Topics: science and technology
Vittorio Hernandez - AHN News Writer

Grasse, France (AHN) - French cosmetic companies are now shifting to in vitro testing in an effort to find an alternative way to test beauty and wellness products. The change comes after a new European Union law prohibits the use of animals as test subjects by 2009.

Much of the research work is done in Provence, a French region known for manufacturing fragrances and having professional smell experts. The EU ban, fought vigorously by France, was upheld by the European Court of Human Justice, after France appealed its case.

However, according to a European Commission report the number of animals used by the cosmetic industry is small compared to those used as test subjects by the medical industry and educational institutions. But the numbers still doubled in Europe to over 5,500 animals in 2006 from 2002.

As a run-up to 2009, European regulars periodically issue reports how many laboratory animals' lives have been spared due to alternative research methods.
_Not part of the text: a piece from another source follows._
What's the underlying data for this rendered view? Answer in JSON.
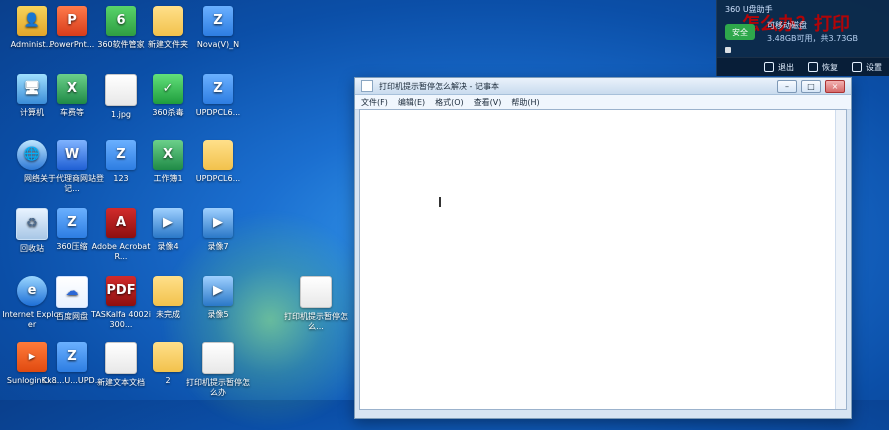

An additional EU legislation called Reach mandated companies in the 27-member bloc to have a record of safety information over the nest 11 years on 30,000 chemicals used in the manufacture of food, drugs and cosmetics.

Because of the EU prohibition cosmetic firms, even fierce competitors, now share trade secrets in order to survive in Europe's $23.4 billion (16 billion euro) beauty product market.

Dr. Alan Goldberg, director of John Hopkins University's Center for Alternative to Animal Testing in Baltimore, said, "Without question these regulations are having an impact," adding, "What company is going to want to eliminate 450 million customers by not complying?"

Regulators and cosmetic companies are spending big money on research. So far the EC has spent almost $36.6 million (25 million euro) on alternative testing ventures. French firm L'Oreal has used over $800 million in the past two decades for development of other testing methods, while U.S.-based Procter and Gamble spent almost $225 million.